Japanese art in Brussels – the back side of the sun.

taroJapan unusual and unknown: abstract paintings from Japan currently exhibited in Bozar under the title “A Feverish Era in Japanese Art – Expressionism in the 50’s and 60’s”.

These really impressive large paintings show us a completely unknown mosaic piece of Japanese art : abstract paintings. You also discover the experiments with materials like wood or coton as well as with structures like at “work 139” (1963) by Iwata (Kyoto).

The work at the back of the exhibition reminds immediately of Jackson Pollock, but in reality “work 58” is painted by the Japanese artist Imai (Kyoto).
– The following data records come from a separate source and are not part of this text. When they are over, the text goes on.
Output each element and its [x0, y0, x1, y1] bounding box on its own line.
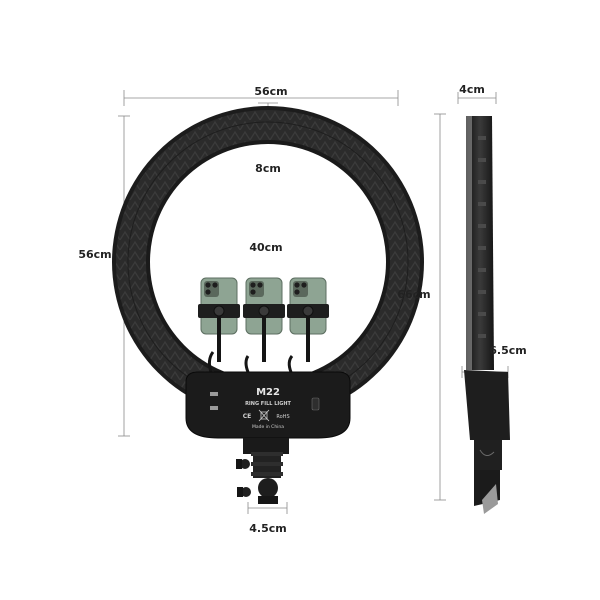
- dim-ring-band: 8cm: [255, 162, 281, 175]
- dim-mount-width: 4.5cm: [249, 522, 286, 535]
- dimension-labels: 56cm 8cm 56cm 40cm 66cm 4cm 6.5cm 4.5cm: [78, 83, 526, 535]
- dim-total-height: 66cm: [397, 288, 430, 301]
- dim-depth: 4cm: [459, 83, 485, 96]
- dim-ring-height: 56cm: [78, 248, 111, 261]
- control-panel: M22 RING FILL LIGHT CE RoHS Made in Chin…: [185, 371, 351, 439]
- phone-3: [287, 277, 329, 373]
- phone-1: [198, 277, 240, 373]
- phone-2: [243, 277, 285, 373]
- dim-base-depth: 6.5cm: [489, 344, 526, 357]
- power-switch: [311, 397, 320, 411]
- product-subtitle: RING FILL LIGHT: [245, 401, 291, 407]
- ce-mark: CE: [243, 413, 252, 420]
- model-name: M22: [256, 387, 280, 398]
- ring-light-front: [112, 106, 424, 418]
- dim-inner-diameter: 40cm: [249, 241, 282, 254]
- rohs-mark: RoHS: [276, 414, 289, 420]
- made-in-label: Made in China: [252, 424, 284, 430]
- recycle-bin-icon: [258, 409, 270, 422]
- phone-holders: [198, 277, 329, 373]
- dim-ring-width: 56cm: [254, 85, 287, 98]
- ring-light-side-view: [464, 116, 510, 514]
- mount-bracket: [236, 438, 289, 504]
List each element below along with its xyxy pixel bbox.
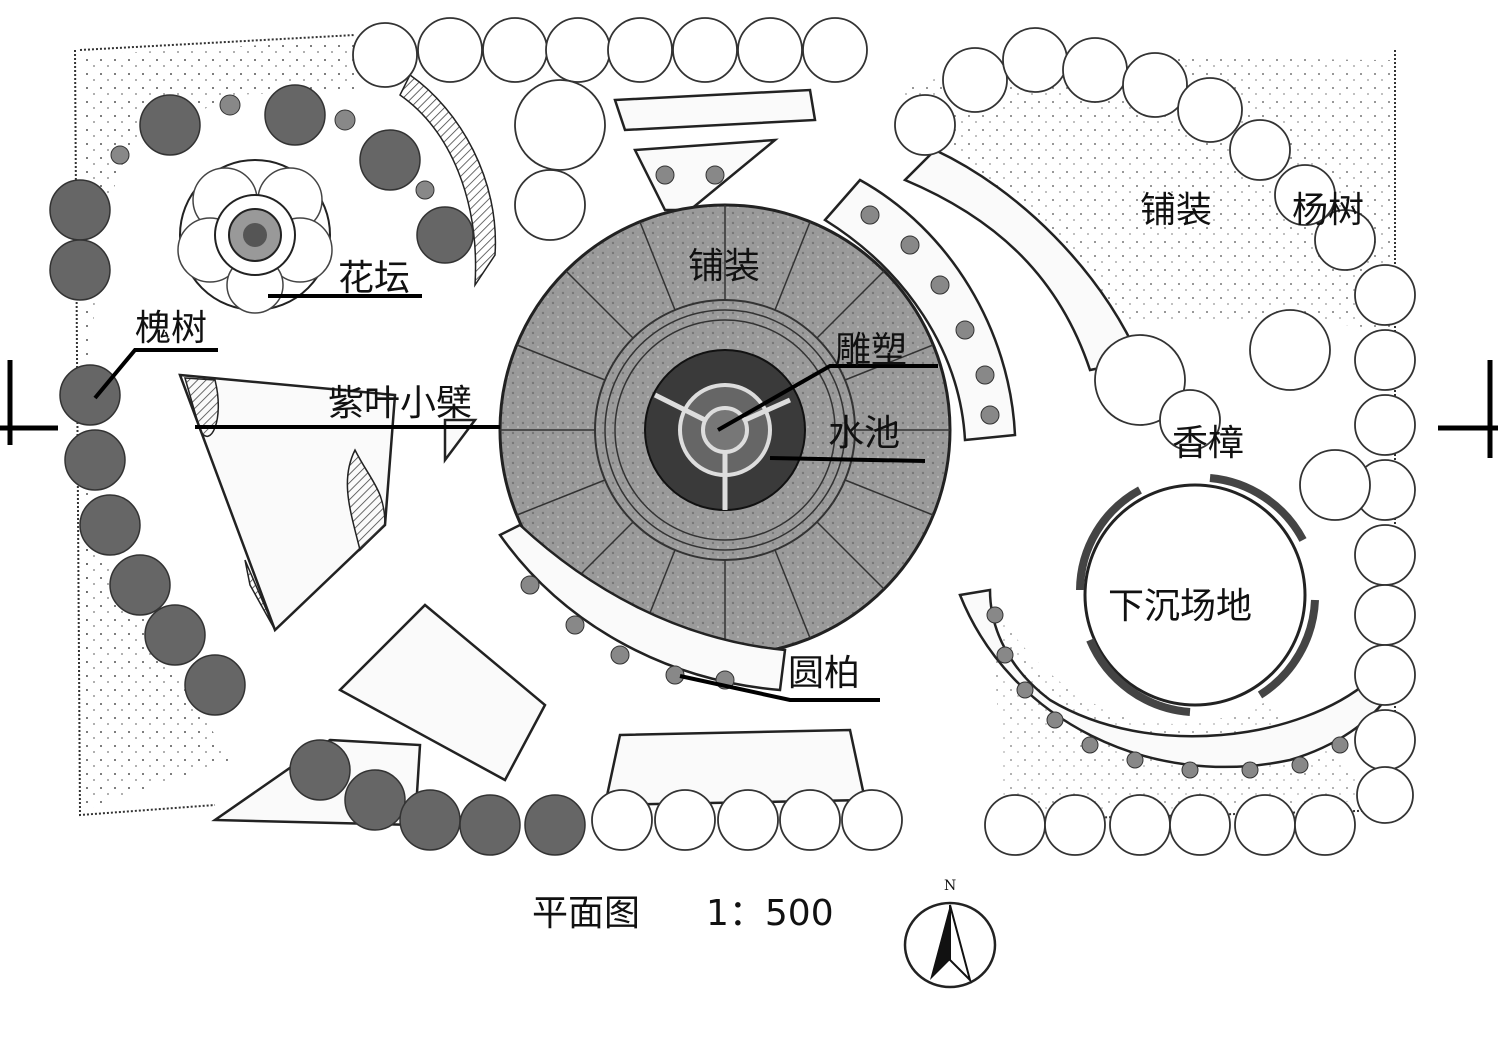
leader-lines: [93, 294, 938, 702]
label-juniper: 圆柏: [788, 653, 860, 694]
label-flower-bed: 花坛: [338, 258, 410, 299]
plan-title: 平面图: [532, 893, 640, 934]
label-pool: 水池: [828, 413, 900, 454]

Nevertheless, sometimes technique like ink on paper or motifs like the big red sun in “Farewell time” by Fudo reminds of the origin of the artists.

In the last room, a “Farbenrausch” in red, black, yellow: “Men aflame” by Taro Okamoto (1965) combined with works by Yamamoto or Asada.

After the war occurred a cultural exchange between Japan and the West. The French art critic Michel Tapié introduced “art informel” paintings from the West (eg Karel Appel) to the Japanese artistic community. On the other hand the Japanese paintings were shown in Europe and the USA and had a signifincant influence on the Western artists (eg in the 60s Flux movement where the idea of the art work is central).

The Gutai Group was the first post war artistic group in Japan rejecting traditional art styles. It was founded 1954 by the Japanese painter Jiro Yoshihara in Osaka. The group which shared a gallery in Osaka, claimed freedom of expression with innovative materials and techniques. They worked together 18 years until the death of its founder Yoshihara in 1972.